Though the dermatology industry was unable to avoid the effects of the recession, the baby boomer generation will continue to generate a large demand for skin cancer screenings and antiaging procedures, fueling growth, according to a new industry report from IBISWorld (www.ibisworld.com).
The company, which maintains databases on every industry in the United States, reports that dermatologists have been in high demand over the past five years. During this time, industry revenue has grown at an average annual rate of 3.2% to an estimated $10.6 billion. “The dermatologists industry has increasingly expanded into cosmetic dermatology, with more dermatologists offering antiaging procedures such as dermabrasion, laser treatments and Botox,” notes IBISWorld Industry Analyst Anna Son. These treatments have proven to be a high-growth sector for the industry.
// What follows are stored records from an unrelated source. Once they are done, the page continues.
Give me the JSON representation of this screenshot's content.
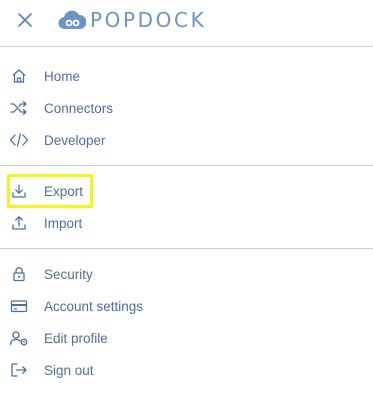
{
  "header": {
    "close_icon": "close-icon",
    "brand": "POPDOCK",
    "brand_color": "#6b94c4"
  },
  "menu": {
    "accent_color": "#4a6fa3",
    "group1": [
      {
        "label": "Home",
        "icon": "home-icon"
      },
      {
        "label": "Connectors",
        "icon": "shuffle-icon"
      },
      {
        "label": "Developer",
        "icon": "code-icon"
      }
    ],
    "group2": [
      {
        "label": "Export",
        "icon": "download-icon",
        "highlighted": true
      },
      {
        "label": "Import",
        "icon": "upload-icon"
      }
    ],
    "group3": [
      {
        "label": "Security",
        "icon": "lock-icon"
      },
      {
        "label": "Account settings",
        "icon": "credit-card-icon"
      },
      {
        "label": "Edit profile",
        "icon": "user-settings-icon"
      },
      {
        "label": "Sign out",
        "icon": "sign-out-icon"
      }
    ]
  },
  "highlight_color": "#f4f41f"
}
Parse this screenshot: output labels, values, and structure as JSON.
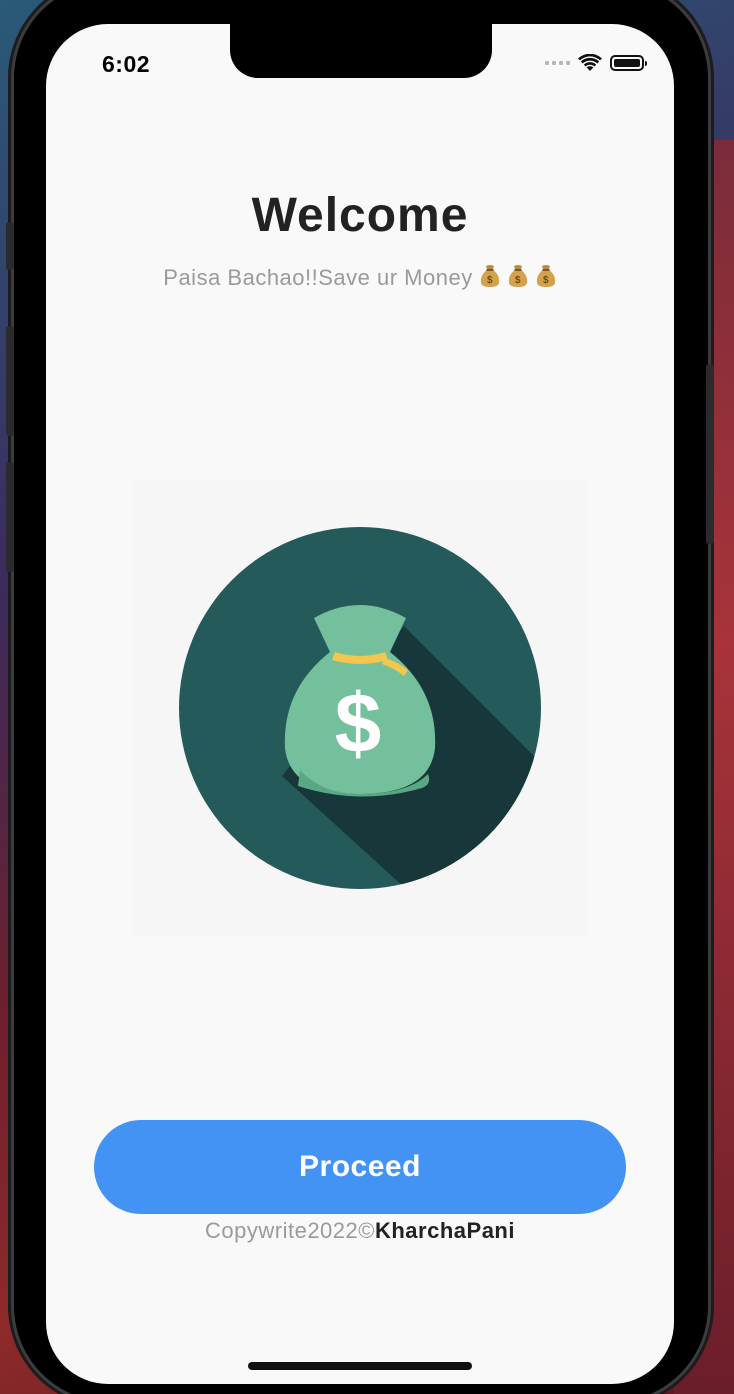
{
  "status_bar": {
    "time": "6:02",
    "wifi_icon": "wifi-icon",
    "battery_icon": "battery-icon"
  },
  "welcome": {
    "title": "Welcome",
    "subtitle": "Paisa Bachao!!Save ur Money",
    "subtitle_emoji": [
      "money-bag-icon",
      "money-bag-icon",
      "money-bag-icon"
    ]
  },
  "illustration": {
    "icon": "money-bag-dollar-icon",
    "colors": {
      "circle": "#255a5a",
      "shadow": "#17373b",
      "bag": "#74c09c",
      "bag_dark": "#5aa883",
      "tie": "#f3c64f",
      "dollar": "#ffffff"
    }
  },
  "actions": {
    "proceed_label": "Proceed",
    "accent": "#4393f4"
  },
  "footer": {
    "copyright_prefix": "Copywrite2022©",
    "brand": "KharchaPani"
  }
}
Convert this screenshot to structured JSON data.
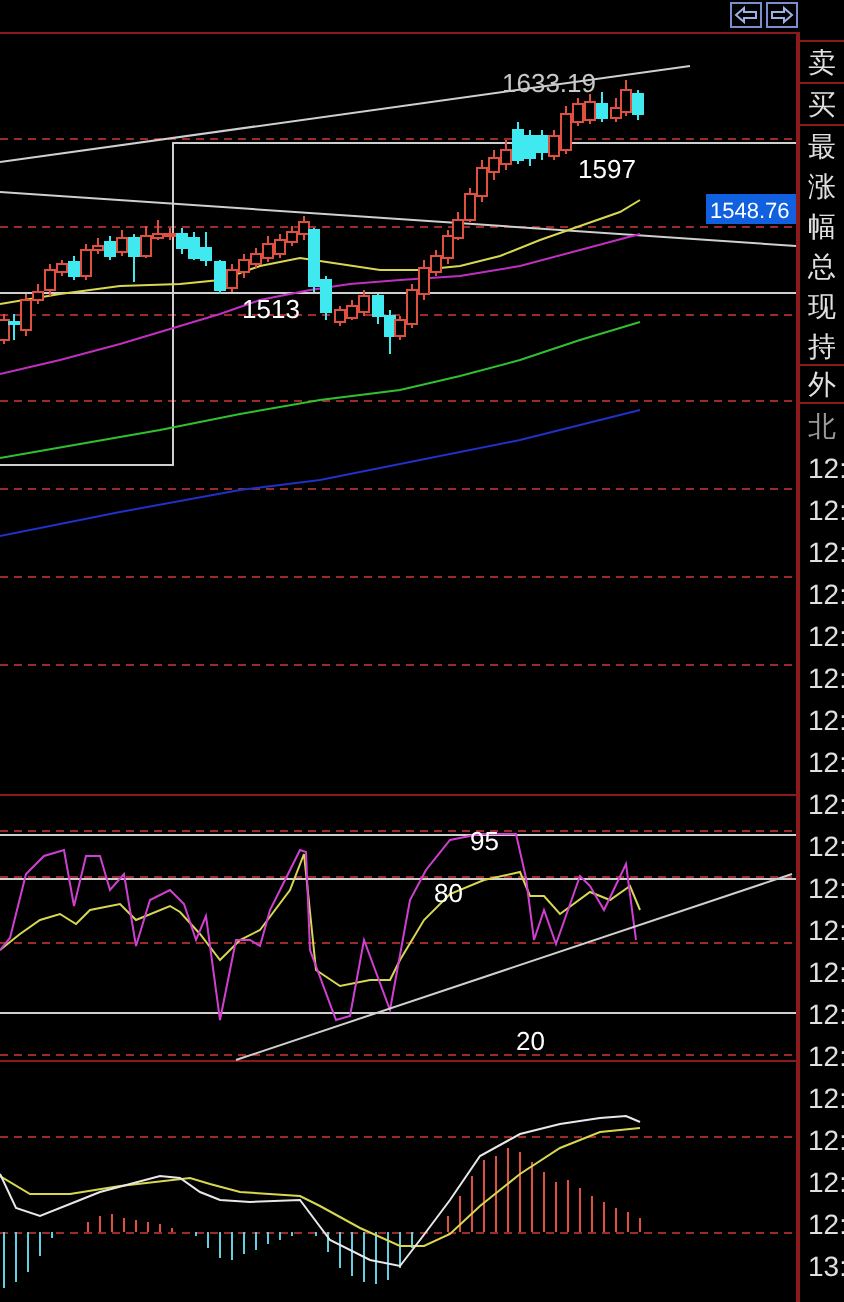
{
  "price_chart": {
    "high_label": "1633.19",
    "swing_label": "1597",
    "low_label": "1513",
    "current_price": "1548.76"
  },
  "oscillator": {
    "level_labels": [
      "95",
      "80",
      "20"
    ]
  },
  "quote_panel": {
    "order_book": [
      "卖",
      "买"
    ],
    "stats": [
      "最",
      "涨",
      "幅",
      "总",
      "现",
      "持"
    ],
    "outer": "外",
    "north": "北",
    "times": [
      "12:",
      "12:",
      "12:",
      "12:",
      "12:",
      "12:",
      "12:",
      "12:",
      "12:",
      "12:",
      "12:",
      "12:",
      "12:",
      "12:",
      "12:",
      "12:",
      "12:",
      "12:",
      "12:",
      "13:"
    ]
  }
}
Though revenue contracting 5% in 2009, revenue growth has since resumed its pace thanks to a modest rise in per capita disposable income, with projected revenue gains of 5.5% in 2013. In addition, the number of dermatologist offices has grown an average of 2.1% per year in the past five years to an estimated 7,961 establishments.
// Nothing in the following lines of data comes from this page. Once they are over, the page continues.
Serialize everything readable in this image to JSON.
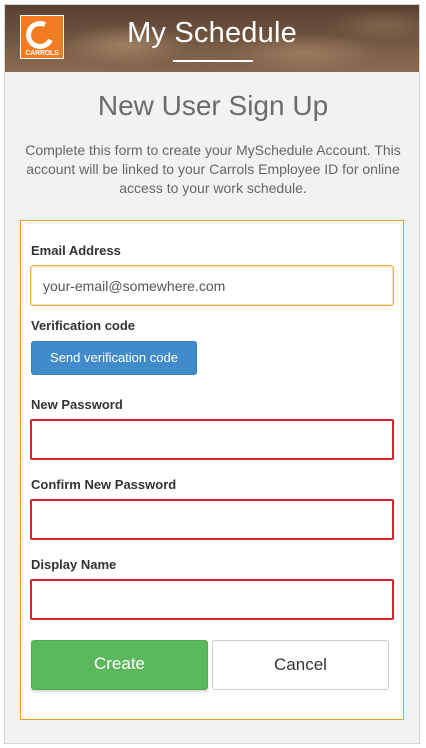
{
  "header": {
    "title": "My Schedule",
    "logo_text": "CARROLS"
  },
  "page": {
    "title": "New User Sign Up",
    "intro": "Complete this form to create your MySchedule Account. This account will be linked to your Carrols Employee ID for online access to your work schedule."
  },
  "form": {
    "email_label": "Email Address",
    "email_value": "your-email@somewhere.com",
    "verification_label": "Verification code",
    "send_code_label": "Send verification code",
    "new_password_label": "New Password",
    "confirm_password_label": "Confirm New Password",
    "display_name_label": "Display Name",
    "create_label": "Create",
    "cancel_label": "Cancel"
  },
  "colors": {
    "brand_orange": "#f47c20",
    "form_border": "#e8a020",
    "primary_blue": "#428bca",
    "success_green": "#5cb85c",
    "error_red": "#d9232b"
  }
}
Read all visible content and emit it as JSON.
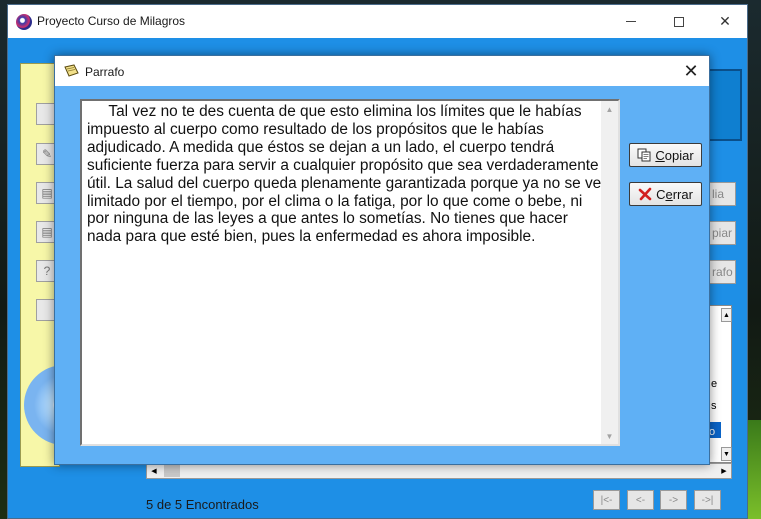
{
  "main_window": {
    "title": "Proyecto Curso de Milagros",
    "background_color": "#1e8fe6",
    "controls": {
      "minimize_icon": "minimize-icon",
      "maximize_icon": "maximize-icon",
      "close_icon": "close-icon",
      "close_glyph": "✕"
    },
    "side_buttons": [
      "",
      "",
      "",
      "",
      "?",
      ""
    ],
    "right_buttons": [
      "lia",
      "piar",
      "rafo"
    ],
    "list_items": [
      "e",
      "s",
      "o"
    ],
    "status": "5 de 5 Encontrados",
    "nav_buttons": [
      "|<-",
      "<-",
      "->",
      "->|"
    ]
  },
  "dialog": {
    "title": "Parrafo",
    "close_glyph": "✕",
    "text": "     Tal vez no te des cuenta de que esto elimina los límites que le habías impuesto al cuerpo como resultado de los propósitos que le habías adjudicado. A medida que éstos se dejan a un lado, el cuerpo tendrá suficiente fuerza para servir a cualquier propósito que sea verdaderamente útil. La salud del cuerpo queda plenamente garantizada porque ya no se ve limitado por el tiempo, por el clima o la fatiga, por lo que come o bebe, ni por ninguna de las leyes a que antes lo sometías. No tienes que hacer nada para que esté bien, pues la enfermedad es ahora imposible.",
    "buttons": {
      "copy": {
        "accel": "C",
        "rest": "opiar",
        "icon": "copy-icon"
      },
      "close": {
        "accel": "e",
        "pre": "C",
        "rest": "rrar",
        "icon": "red-x-icon"
      }
    },
    "background_color": "#5fb0f5"
  }
}
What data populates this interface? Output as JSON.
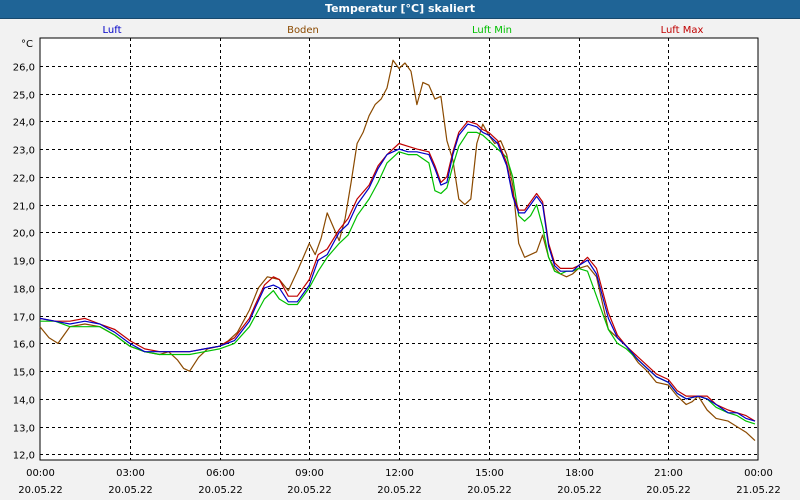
{
  "window": {
    "title": "Temperatur [°C] skaliert"
  },
  "colors": {
    "background": "#f2f2f2",
    "titlebar": "#1f6496",
    "plot_background": "#ffffff",
    "grid": "#000000"
  },
  "chart_data": {
    "type": "line",
    "title": "Temperatur [°C] skaliert",
    "ylabel": "°C",
    "xlabel": "",
    "grid": true,
    "grid_style": "dashed",
    "legend_placement": "top",
    "xlim": [
      0,
      24
    ],
    "ylim": [
      11.8,
      27.0
    ],
    "yticks": [
      12.0,
      13.0,
      14.0,
      15.0,
      16.0,
      17.0,
      18.0,
      19.0,
      20.0,
      21.0,
      22.0,
      23.0,
      24.0,
      25.0,
      26.0
    ],
    "yticklabels": [
      "12,0",
      "13,0",
      "14,0",
      "15,0",
      "16,0",
      "17,0",
      "18,0",
      "19,0",
      "20,0",
      "21,0",
      "22,0",
      "23,0",
      "24,0",
      "25,0",
      "26,0"
    ],
    "xticks": [
      {
        "x": 0,
        "time": "00:00",
        "date": "20.05.22"
      },
      {
        "x": 3,
        "time": "03:00",
        "date": "20.05.22"
      },
      {
        "x": 6,
        "time": "06:00",
        "date": "20.05.22"
      },
      {
        "x": 9,
        "time": "09:00",
        "date": "20.05.22"
      },
      {
        "x": 12,
        "time": "12:00",
        "date": "20.05.22"
      },
      {
        "x": 15,
        "time": "15:00",
        "date": "20.05.22"
      },
      {
        "x": 18,
        "time": "18:00",
        "date": "20.05.22"
      },
      {
        "x": 21,
        "time": "21:00",
        "date": "20.05.22"
      },
      {
        "x": 24,
        "time": "00:00",
        "date": "21.05.22"
      }
    ],
    "series": [
      {
        "name": "Boden",
        "color": "#8b4a00",
        "x": [
          0,
          0.3,
          0.6,
          0.8,
          1,
          1.5,
          2,
          2.5,
          3,
          3.5,
          4,
          4.3,
          4.6,
          4.8,
          5,
          5.3,
          5.6,
          6,
          6.3,
          6.6,
          7,
          7.3,
          7.6,
          8,
          8.3,
          8.6,
          9,
          9.2,
          9.4,
          9.6,
          9.8,
          10,
          10.2,
          10.4,
          10.6,
          10.8,
          11,
          11.2,
          11.4,
          11.6,
          11.8,
          12,
          12.2,
          12.4,
          12.6,
          12.8,
          13,
          13.2,
          13.4,
          13.6,
          13.8,
          14,
          14.2,
          14.4,
          14.6,
          14.8,
          15,
          15.2,
          15.4,
          15.6,
          15.8,
          16,
          16.2,
          16.4,
          16.6,
          16.8,
          17,
          17.2,
          17.4,
          17.6,
          17.8,
          18,
          18.3,
          18.6,
          19,
          19.3,
          19.6,
          20,
          20.3,
          20.6,
          21,
          21.3,
          21.6,
          21.8,
          22,
          22.3,
          22.6,
          23,
          23.3,
          23.6,
          23.9
        ],
        "values": [
          16.6,
          16.2,
          16.0,
          16.3,
          16.6,
          16.7,
          16.6,
          16.3,
          15.9,
          15.7,
          15.6,
          15.7,
          15.4,
          15.1,
          15.0,
          15.5,
          15.8,
          15.9,
          16.1,
          16.4,
          17.2,
          18.0,
          18.4,
          18.3,
          17.9,
          18.6,
          19.6,
          19.2,
          19.8,
          20.7,
          20.2,
          19.7,
          20.5,
          21.8,
          23.2,
          23.6,
          24.2,
          24.6,
          24.8,
          25.2,
          26.2,
          25.9,
          26.1,
          25.8,
          24.6,
          25.4,
          25.3,
          24.8,
          24.9,
          23.3,
          22.6,
          21.2,
          21.0,
          21.2,
          23.2,
          23.9,
          23.5,
          23.2,
          23.3,
          22.8,
          21.7,
          19.6,
          19.1,
          19.2,
          19.3,
          19.9,
          19.1,
          18.7,
          18.5,
          18.4,
          18.5,
          18.7,
          18.8,
          18.4,
          16.5,
          16.2,
          15.9,
          15.3,
          15.0,
          14.6,
          14.5,
          14.1,
          13.8,
          13.9,
          14.1,
          13.6,
          13.3,
          13.2,
          13.0,
          12.8,
          12.5
        ]
      },
      {
        "name": "Luft Min",
        "color": "#00c000",
        "x": [
          0,
          0.5,
          1,
          1.5,
          2,
          2.5,
          3,
          3.5,
          4,
          4.5,
          5,
          5.5,
          6,
          6.5,
          7,
          7.2,
          7.5,
          7.8,
          8,
          8.3,
          8.6,
          9,
          9.3,
          9.6,
          10,
          10.3,
          10.6,
          11,
          11.3,
          11.6,
          12,
          12.3,
          12.6,
          13,
          13.2,
          13.4,
          13.6,
          13.8,
          14,
          14.3,
          14.6,
          14.8,
          15,
          15.3,
          15.6,
          15.8,
          16,
          16.2,
          16.4,
          16.6,
          16.8,
          17,
          17.2,
          17.4,
          17.6,
          17.8,
          18,
          18.3,
          18.6,
          19,
          19.3,
          19.6,
          20,
          20.3,
          20.6,
          21,
          21.3,
          21.6,
          22,
          22.3,
          22.6,
          23,
          23.3,
          23.6,
          23.9
        ],
        "values": [
          16.8,
          16.8,
          16.6,
          16.6,
          16.6,
          16.3,
          15.9,
          15.7,
          15.6,
          15.6,
          15.6,
          15.7,
          15.8,
          16.0,
          16.6,
          17.0,
          17.6,
          17.9,
          17.6,
          17.4,
          17.4,
          18.0,
          18.6,
          19.1,
          19.6,
          19.9,
          20.6,
          21.2,
          21.8,
          22.5,
          22.9,
          22.8,
          22.8,
          22.5,
          21.5,
          21.4,
          21.6,
          22.4,
          23.1,
          23.6,
          23.6,
          23.5,
          23.3,
          23.0,
          22.7,
          22.0,
          20.6,
          20.4,
          20.6,
          21.0,
          20.2,
          19.1,
          18.6,
          18.5,
          18.6,
          18.6,
          18.7,
          18.6,
          17.7,
          16.5,
          16.0,
          15.8,
          15.4,
          15.1,
          14.8,
          14.6,
          14.2,
          14.0,
          14.1,
          14.0,
          13.7,
          13.5,
          13.4,
          13.2,
          13.1
        ]
      },
      {
        "name": "Luft Max",
        "color": "#c00000",
        "x": [
          0,
          0.5,
          1,
          1.5,
          2,
          2.5,
          3,
          3.5,
          4,
          4.5,
          5,
          5.5,
          6,
          6.5,
          7,
          7.2,
          7.5,
          7.8,
          8,
          8.3,
          8.6,
          9,
          9.3,
          9.6,
          10,
          10.3,
          10.6,
          11,
          11.3,
          11.6,
          12,
          12.3,
          12.6,
          13,
          13.2,
          13.4,
          13.6,
          13.8,
          14,
          14.3,
          14.6,
          14.8,
          15,
          15.3,
          15.6,
          15.8,
          16,
          16.2,
          16.4,
          16.6,
          16.8,
          17,
          17.2,
          17.4,
          17.6,
          17.8,
          18,
          18.3,
          18.6,
          19,
          19.3,
          19.6,
          20,
          20.3,
          20.6,
          21,
          21.3,
          21.6,
          22,
          22.3,
          22.6,
          23,
          23.3,
          23.6,
          23.9
        ],
        "values": [
          16.9,
          16.8,
          16.8,
          16.9,
          16.7,
          16.5,
          16.1,
          15.8,
          15.7,
          15.7,
          15.7,
          15.8,
          15.9,
          16.2,
          16.9,
          17.4,
          18.1,
          18.4,
          18.3,
          17.7,
          17.7,
          18.3,
          19.2,
          19.4,
          20.1,
          20.5,
          21.2,
          21.7,
          22.4,
          22.8,
          23.2,
          23.1,
          23.0,
          22.9,
          22.4,
          21.8,
          22.0,
          22.9,
          23.6,
          24.0,
          23.9,
          23.7,
          23.6,
          23.3,
          22.5,
          21.4,
          20.8,
          20.8,
          21.1,
          21.4,
          21.1,
          19.6,
          18.9,
          18.7,
          18.7,
          18.7,
          18.8,
          19.1,
          18.7,
          17.1,
          16.3,
          15.9,
          15.5,
          15.2,
          14.9,
          14.7,
          14.3,
          14.1,
          14.1,
          14.1,
          13.8,
          13.6,
          13.5,
          13.4,
          13.2
        ]
      },
      {
        "name": "Luft",
        "color": "#0000c8",
        "x": [
          0,
          0.5,
          1,
          1.5,
          2,
          2.5,
          3,
          3.5,
          4,
          4.5,
          5,
          5.5,
          6,
          6.5,
          7,
          7.2,
          7.5,
          7.8,
          8,
          8.3,
          8.6,
          9,
          9.3,
          9.6,
          10,
          10.3,
          10.6,
          11,
          11.3,
          11.6,
          12,
          12.3,
          12.6,
          13,
          13.2,
          13.4,
          13.6,
          13.8,
          14,
          14.3,
          14.6,
          14.8,
          15,
          15.3,
          15.6,
          15.8,
          16,
          16.2,
          16.4,
          16.6,
          16.8,
          17,
          17.2,
          17.4,
          17.6,
          17.8,
          18,
          18.3,
          18.6,
          19,
          19.3,
          19.6,
          20,
          20.3,
          20.6,
          21,
          21.3,
          21.6,
          22,
          22.3,
          22.6,
          23,
          23.3,
          23.6,
          23.9
        ],
        "values": [
          16.9,
          16.8,
          16.7,
          16.8,
          16.7,
          16.4,
          16.0,
          15.7,
          15.7,
          15.7,
          15.7,
          15.8,
          15.9,
          16.1,
          16.8,
          17.3,
          18.0,
          18.1,
          18.0,
          17.5,
          17.5,
          18.1,
          19.0,
          19.2,
          20.0,
          20.3,
          21.0,
          21.6,
          22.3,
          22.8,
          23.0,
          22.9,
          22.9,
          22.8,
          22.3,
          21.7,
          21.8,
          22.8,
          23.5,
          23.9,
          23.8,
          23.6,
          23.5,
          23.2,
          22.4,
          21.3,
          20.7,
          20.7,
          21.0,
          21.3,
          21.0,
          19.5,
          18.8,
          18.6,
          18.6,
          18.6,
          18.8,
          19.0,
          18.5,
          16.9,
          16.2,
          15.9,
          15.4,
          15.1,
          14.8,
          14.6,
          14.2,
          14.0,
          14.1,
          14.0,
          13.8,
          13.5,
          13.5,
          13.3,
          13.2
        ]
      }
    ]
  }
}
The report estimates that over the next five years, declining unemployment and the implementation of healthcare reform will yield greater insurance coverage for Americans, increasing demand for dermatologist offices. “The baby boomer generation will especially generate a large portion of demand, particularly for skin cancer screenings and antiaging procedures,” says Son. With the number of dermatologists' offices projected to rise, there will continue to be a shortage of dermatologists, particularly throughout the country's rural areas. Job prospects are expected to be particularly good in the central and northern regions of the United States.